Network Architect: Are you familiar with the internet? The network architect’s job is to design the networks that have become an increasingly vital part of our lives. Since these networks are generally a legacy of the telecommunications infrastructure, learning about telecommunications would be useful.
Artificial Intelligence/Machine Learning/Deep Learning: This field has a number of names, but I see it as all about teaching computers to simulate thought.
Cyber Security: We often highlight the Cyber Security program at Tallinn University of Technology in Estonia. The three year program at TUT costs just 6,000 EUR per year and cyber security talent is in very high demand.
Internet of Things (IoT): First, let’s define the term. According to Wikipedia, the Internet of Things (IoT) “describes the network of physical objects—“things”—that are embedded with sensors, software, and other technologies for the purpose of connecting and exchanging data with other devices and systems over the Internet.” There is not really a degree specifically for IoT at this point. I looked at open engineering roles at one company in the IoT space, Real-Time Innovations (RTI). They’re looking for engineers with computer science degrees who have coursework in experience in programming, networks, distributed systems, and autonomous vehicles. Here’s a database searching tip: use "internet" in your keyword search. If you search IoT, the search will pick up biotechnology, semiotics, and other programs you don’t want.

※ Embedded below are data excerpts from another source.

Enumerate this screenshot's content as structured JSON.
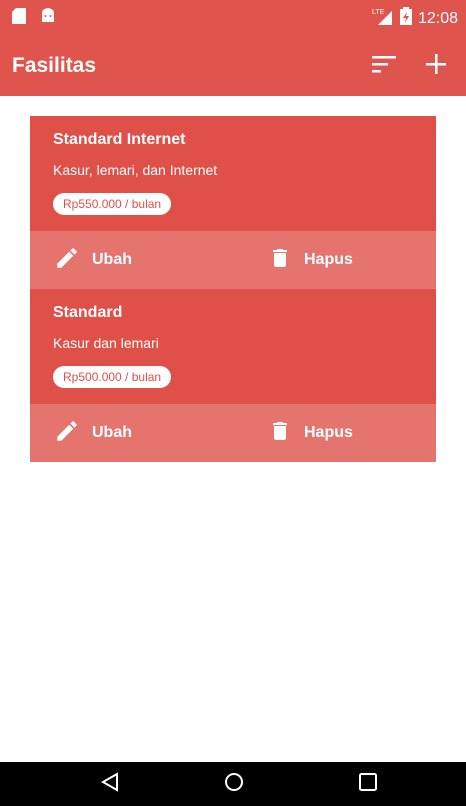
{
  "status_bar": {
    "network": "LTE",
    "time": "12:08"
  },
  "app_bar": {
    "title": "Fasilitas"
  },
  "facilities": [
    {
      "name": "Standard Internet",
      "description": "Kasur, lemari, dan Internet",
      "price": "Rp550.000 / bulan",
      "edit_label": "Ubah",
      "delete_label": "Hapus"
    },
    {
      "name": "Standard",
      "description": "Kasur dan lemari",
      "price": "Rp500.000 / bulan",
      "edit_label": "Ubah",
      "delete_label": "Hapus"
    }
  ],
  "colors": {
    "primary": "#e0544e",
    "card": "#df5049",
    "card_actions": "#e5746e",
    "nav_bar": "#000000"
  },
  "icons": [
    "sd-card-icon",
    "android-icon",
    "lte-signal-icon",
    "battery-charging-icon",
    "sort-icon",
    "add-icon",
    "pencil-icon",
    "trash-icon",
    "back-icon",
    "home-icon",
    "recents-icon"
  ]
}
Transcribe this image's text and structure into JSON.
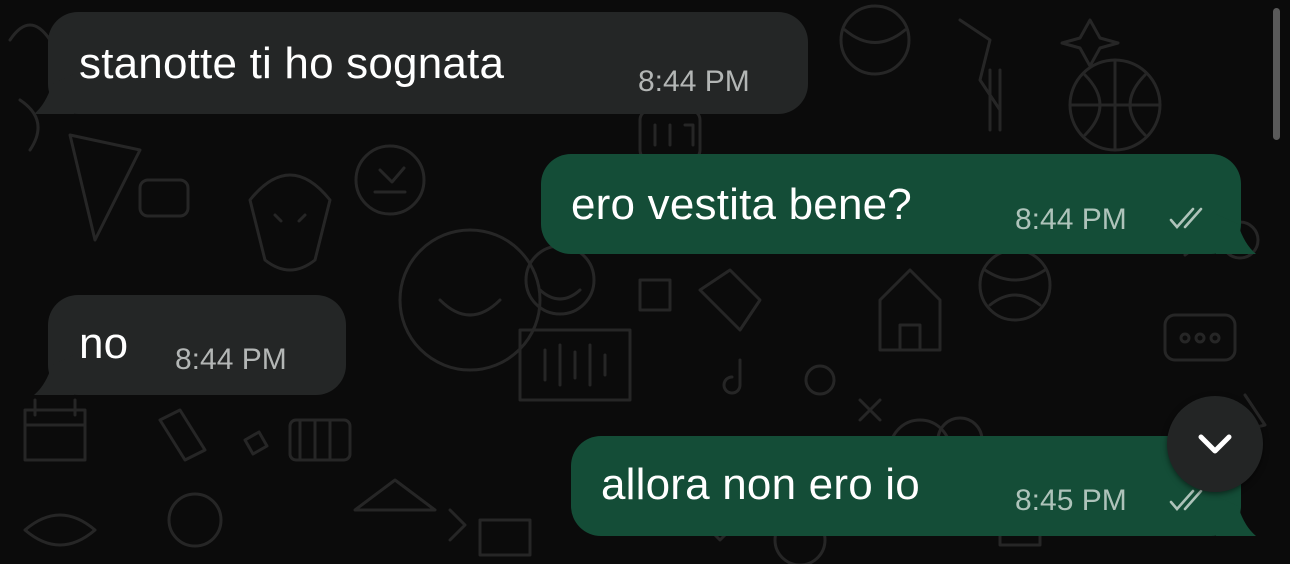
{
  "messages": [
    {
      "direction": "in",
      "text": "stanotte ti ho sognata",
      "time": "8:44 PM"
    },
    {
      "direction": "out",
      "text": "ero vestita bene?",
      "time": "8:44 PM",
      "status": "read"
    },
    {
      "direction": "in",
      "text": "no",
      "time": "8:44 PM"
    },
    {
      "direction": "out",
      "text": "allora non ero io",
      "time": "8:45 PM",
      "status": "read"
    }
  ],
  "scroll_button": {
    "icon": "chevron-down-icon"
  },
  "colors": {
    "background": "#0b0b0b",
    "incoming_bubble": "#242626",
    "outgoing_bubble": "#144d37",
    "timestamp": "#b3b6b5"
  }
}
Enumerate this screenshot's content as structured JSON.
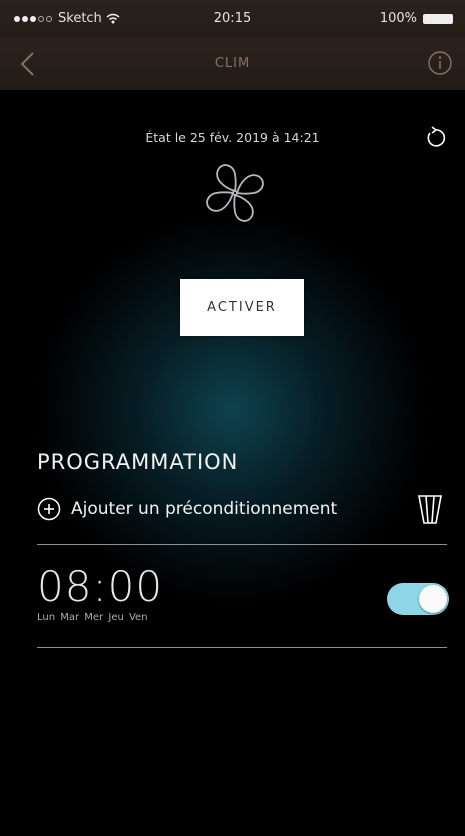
{
  "status_bar": {
    "carrier": "Sketch",
    "time": "20:15",
    "battery": "100%"
  },
  "nav": {
    "title": "CLIM"
  },
  "status": {
    "state_text": "État le 25 fév. 2019 à 14:21"
  },
  "actions": {
    "activate_label": "ACTIVER"
  },
  "programming": {
    "title": "PROGRAMMATION",
    "add_label": "Ajouter un préconditionnement",
    "schedules": [
      {
        "time": "08:00",
        "days": "Lun Mar Mer Jeu Ven",
        "enabled": true
      }
    ]
  },
  "colors": {
    "toggle_on": "#8ed6e6",
    "nav_background": "#2a221d",
    "title_color": "#8a6f62"
  },
  "icons": [
    "back-chevron-icon",
    "info-icon",
    "refresh-icon",
    "fan-icon",
    "plus-circle-icon",
    "trash-icon",
    "wifi-icon"
  ]
}
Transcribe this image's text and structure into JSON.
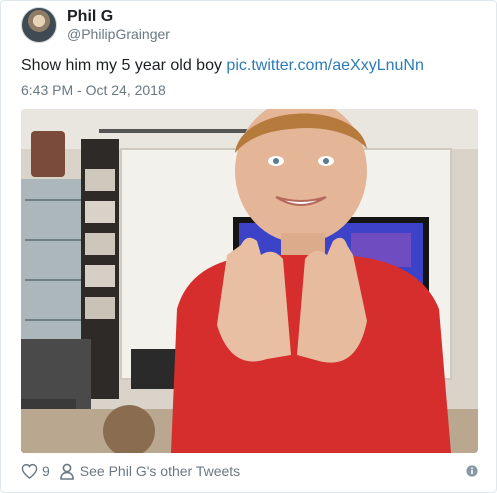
{
  "author": {
    "display_name": "Phil G",
    "handle": "@PhilipGrainger"
  },
  "tweet": {
    "text": "Show him my 5 year old boy ",
    "link": "pic.twitter.com/aeXxyLnuNn",
    "timestamp": "6:43 PM - Oct 24, 2018"
  },
  "footer": {
    "like_count": "9",
    "other_tweets_label": "See Phil G's other Tweets"
  },
  "icons": {
    "like": "heart-outline-icon",
    "profile": "person-outline-icon",
    "info": "info-circle-icon"
  },
  "colors": {
    "link": "#2b7bb9",
    "secondary_text": "#697882",
    "primary_text": "#1c2022",
    "border": "#e1e8ed"
  }
}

Virtual Reality/Augmented Reality (VR/AR): According to tech news site, the Information, Facebook now has 20% of it’s employees working on VR/AR projects currently, which says this tech area is poised for rapid growth.

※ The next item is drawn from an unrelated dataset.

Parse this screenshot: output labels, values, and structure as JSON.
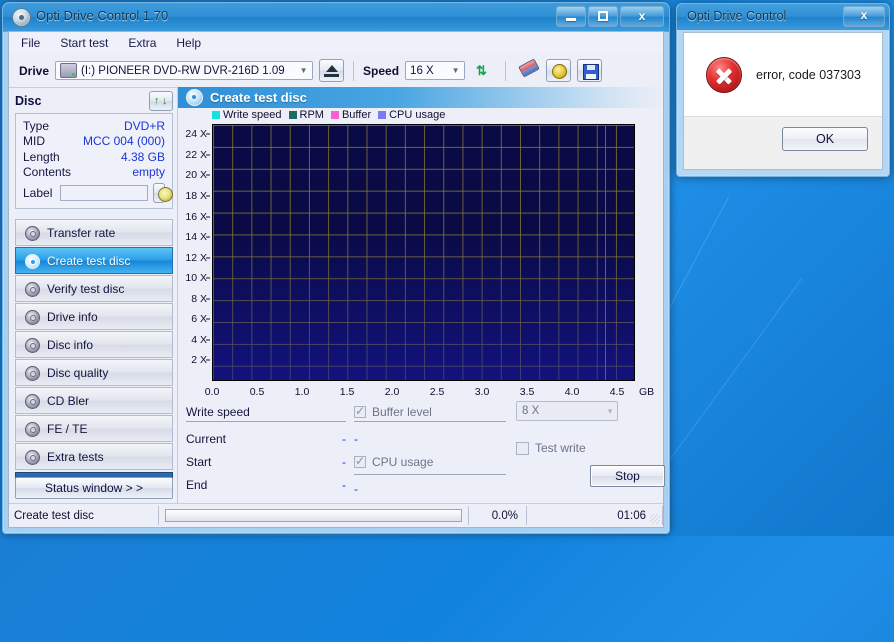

If you’re unsure of your exact area of tech interest, look for a survey program like the one at VIA University College in Denmark (14,800 EUR) called Software Technology Engineering. In 3.5 years, the student learns programming, computer networks, Internet-of-things (IoT), game design, web design, augmented and virtual reality (AR/VR), database technology, big data, and cloud computing. As part of this program, the student develops professional and personal skills in information technology as well as gain qualifications for further studies at Master’s level.
Bottom line: technology continues to drive productivity forward in the global economy. If technology is your area of passion, getting a STEM degree in Europe will position you for long term success, while maximizing your travel opportunity.